Where “Sigma” comes into play

The idea of ​​”sigma males” is newer than the alpha trope. Basically, a couple of guys had convinced themselves that all men in a hierarchy with alphas were at the top (wrong, yes), and then they realized that it is exhausting to have to constantly provoke conflicts with other people just for them Win conflicts and prove that you are the alpha.

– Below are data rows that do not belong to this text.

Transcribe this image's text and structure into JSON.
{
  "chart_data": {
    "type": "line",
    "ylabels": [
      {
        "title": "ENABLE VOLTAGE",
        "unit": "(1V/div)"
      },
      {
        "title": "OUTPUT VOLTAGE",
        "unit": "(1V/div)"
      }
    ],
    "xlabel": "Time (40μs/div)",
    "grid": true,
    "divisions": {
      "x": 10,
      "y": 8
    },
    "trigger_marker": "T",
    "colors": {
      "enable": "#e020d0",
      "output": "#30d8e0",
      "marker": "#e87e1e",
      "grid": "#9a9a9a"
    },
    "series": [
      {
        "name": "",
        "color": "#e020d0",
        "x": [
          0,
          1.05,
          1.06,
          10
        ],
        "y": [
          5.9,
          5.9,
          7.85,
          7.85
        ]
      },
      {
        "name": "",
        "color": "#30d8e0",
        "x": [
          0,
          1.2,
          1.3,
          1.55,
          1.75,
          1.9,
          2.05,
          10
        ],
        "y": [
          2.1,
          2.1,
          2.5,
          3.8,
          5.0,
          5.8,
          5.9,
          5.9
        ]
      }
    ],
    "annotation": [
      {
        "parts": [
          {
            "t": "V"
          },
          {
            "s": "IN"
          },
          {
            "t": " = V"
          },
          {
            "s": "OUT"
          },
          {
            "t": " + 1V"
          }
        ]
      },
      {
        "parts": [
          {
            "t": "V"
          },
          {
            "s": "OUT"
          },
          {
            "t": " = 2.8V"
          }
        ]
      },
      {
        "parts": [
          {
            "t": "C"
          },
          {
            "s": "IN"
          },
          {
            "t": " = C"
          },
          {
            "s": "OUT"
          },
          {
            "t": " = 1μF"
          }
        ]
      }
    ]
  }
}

Even chimpanzees, our closest wild relatives, don’t do that. Primatologist Frans deWaal entered speak about “alpha” chimpanzees who emphasize the way in which they look after others and are in turn cared for. He said:

I think the term alpha male if you look it up on the internet you will find all these business books that tell you how to become an alpha male and what they mean is how to beat up and hit others over the head. and let them know that you are the boss and don’t mess with me and so on. Basically, to them, alpha male is a bully. I really don’t like that kind of description … it’s used very superficially, unrelated to what a real one [chimpanzee] Alpha male is.

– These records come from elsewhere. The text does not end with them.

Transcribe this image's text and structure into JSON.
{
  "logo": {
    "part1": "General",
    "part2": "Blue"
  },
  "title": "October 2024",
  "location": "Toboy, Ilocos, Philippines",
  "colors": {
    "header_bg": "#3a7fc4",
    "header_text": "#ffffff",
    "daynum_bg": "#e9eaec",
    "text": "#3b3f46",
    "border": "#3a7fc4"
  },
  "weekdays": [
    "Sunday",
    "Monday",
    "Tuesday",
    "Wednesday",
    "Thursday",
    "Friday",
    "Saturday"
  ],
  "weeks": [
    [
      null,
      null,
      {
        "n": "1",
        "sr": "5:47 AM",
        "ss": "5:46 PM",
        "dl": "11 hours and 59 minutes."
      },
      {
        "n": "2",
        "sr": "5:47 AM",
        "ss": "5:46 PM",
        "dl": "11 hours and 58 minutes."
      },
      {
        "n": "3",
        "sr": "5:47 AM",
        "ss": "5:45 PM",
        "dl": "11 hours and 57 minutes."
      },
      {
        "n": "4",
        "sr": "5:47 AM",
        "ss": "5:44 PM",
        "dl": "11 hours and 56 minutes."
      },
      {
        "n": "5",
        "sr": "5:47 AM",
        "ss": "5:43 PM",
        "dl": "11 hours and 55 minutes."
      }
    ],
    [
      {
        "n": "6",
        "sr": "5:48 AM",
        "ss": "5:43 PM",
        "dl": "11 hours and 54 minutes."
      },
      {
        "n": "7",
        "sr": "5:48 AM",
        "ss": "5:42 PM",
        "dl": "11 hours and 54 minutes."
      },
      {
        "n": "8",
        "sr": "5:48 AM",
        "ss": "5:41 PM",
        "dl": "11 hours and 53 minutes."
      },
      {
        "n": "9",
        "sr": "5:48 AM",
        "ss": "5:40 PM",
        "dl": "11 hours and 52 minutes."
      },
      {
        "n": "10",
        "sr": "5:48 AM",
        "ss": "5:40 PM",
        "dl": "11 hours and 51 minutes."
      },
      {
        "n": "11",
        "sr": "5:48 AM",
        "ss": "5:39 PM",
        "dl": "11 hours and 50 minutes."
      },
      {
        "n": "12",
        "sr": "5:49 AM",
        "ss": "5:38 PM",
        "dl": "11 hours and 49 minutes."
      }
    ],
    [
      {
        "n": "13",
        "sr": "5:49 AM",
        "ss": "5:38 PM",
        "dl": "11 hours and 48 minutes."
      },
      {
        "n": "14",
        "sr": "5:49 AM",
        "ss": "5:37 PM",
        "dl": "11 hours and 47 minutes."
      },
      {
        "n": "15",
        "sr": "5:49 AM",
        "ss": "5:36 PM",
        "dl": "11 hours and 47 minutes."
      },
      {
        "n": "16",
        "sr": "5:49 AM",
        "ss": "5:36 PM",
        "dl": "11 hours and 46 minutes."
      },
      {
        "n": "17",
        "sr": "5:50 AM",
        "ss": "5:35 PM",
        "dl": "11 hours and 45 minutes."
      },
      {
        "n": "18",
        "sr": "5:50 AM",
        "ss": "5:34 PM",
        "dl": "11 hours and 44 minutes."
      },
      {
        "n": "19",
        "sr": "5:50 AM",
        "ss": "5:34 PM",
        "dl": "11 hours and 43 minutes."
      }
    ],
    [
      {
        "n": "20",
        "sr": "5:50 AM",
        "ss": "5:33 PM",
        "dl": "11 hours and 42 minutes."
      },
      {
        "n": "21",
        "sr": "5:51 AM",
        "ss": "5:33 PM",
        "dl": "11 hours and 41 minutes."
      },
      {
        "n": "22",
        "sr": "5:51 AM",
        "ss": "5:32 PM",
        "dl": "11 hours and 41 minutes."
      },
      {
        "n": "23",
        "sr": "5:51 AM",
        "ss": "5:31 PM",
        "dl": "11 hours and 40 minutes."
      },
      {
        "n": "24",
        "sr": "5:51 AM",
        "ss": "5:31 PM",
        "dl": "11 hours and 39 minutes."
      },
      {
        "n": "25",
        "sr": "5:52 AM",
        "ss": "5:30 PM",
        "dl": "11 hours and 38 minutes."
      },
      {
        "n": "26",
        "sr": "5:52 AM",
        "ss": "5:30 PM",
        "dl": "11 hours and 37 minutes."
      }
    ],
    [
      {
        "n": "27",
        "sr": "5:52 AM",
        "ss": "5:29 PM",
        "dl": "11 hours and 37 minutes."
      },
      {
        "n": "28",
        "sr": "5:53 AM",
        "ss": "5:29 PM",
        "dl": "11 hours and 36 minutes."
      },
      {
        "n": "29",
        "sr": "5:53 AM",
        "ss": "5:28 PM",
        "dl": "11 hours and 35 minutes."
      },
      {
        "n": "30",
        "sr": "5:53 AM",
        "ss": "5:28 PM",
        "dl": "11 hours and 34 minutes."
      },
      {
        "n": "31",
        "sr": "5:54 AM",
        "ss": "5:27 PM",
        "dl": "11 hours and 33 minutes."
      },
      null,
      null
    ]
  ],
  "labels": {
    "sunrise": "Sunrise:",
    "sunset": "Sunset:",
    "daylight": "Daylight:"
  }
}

But the idea of ​​alpha males became so entrenched in circles marked by venomous masculinity that the people who held onto it were unable to give up on it. In other words, they looked up to alphas but also defined alphas in ways that made them terrible people; They don’t want to be that type of alpha, and you don’t want to be friends with them either. So, time to throw the trope away, right?

Well, you would think. If you’ve already subscribed to the idea of ​​a hierarchy of men as the absolute natural order of things, it would be hard to stop and live like a normal person. But these guys had already defined their subculture through their strange beliefs about masculinity (of which alphas were only a part – we’re now in Pickup Artist / Redpill / Incel / MGTOW territory). Time for an alternative to Alpha: a guy who’s out of the hierarchy but is still better than everyone else.

This is what a “Sigma Male” is supposed to be like, and it’s even more nonsense than the Alpha / Beta / Omega business because it’s not based on an outdated theory of animal behavior, it’s just made up. (Beta is simply the second in a hierarchy; Omega, the last letter of the Greek alphabet, is the lowest level. Sigma is, well, another Greek letter.)

You can read a brief history of the term’s rise in a variety of explanatory pieces such as this one at Mel. The author, Miles Klee, hits the charm with this quote:

Basically, [identifying as a sigma male is] no other than trying to understand yourself through the order filters of zodiac signs, Myers-Briggs types, Enneagram numbers, or Hogwarts houses. We want to know ourselves better and, guided by our prejudices, seek this knowledge through a selected framework of the assignment (and in this case the classification) of personality. Of course, this process tends to bind to whatever archetype you find most convenient, which explains why there is a lot of weird gatekeeping going on to the Sigma title: it has to be unusual for it to have any power, but any idiot will want to say he belongs to that group.

With horoscopes at least, the people who read horoscopes and share astrology memes know this is bullshit (well, most do). This makes it easier to put the personality types aside when they don’t serve you or when you just don’t want to think about them anymore. Maybe you really thought you were a Ravenclaw before, but now that you do learn a little more about JK Rowling, you’d rather go ahead and share memes about being an Enneagram 7.

This type of shift is more difficult when your chosen personality type is related to strong beliefs about gender and social status and their supposed roots in biology. Or in short: If you think you’re (or want to be) a Sigma, you’ve already seen through quite a bit of bullshit. Do yourself a favor and extract yourself all the way.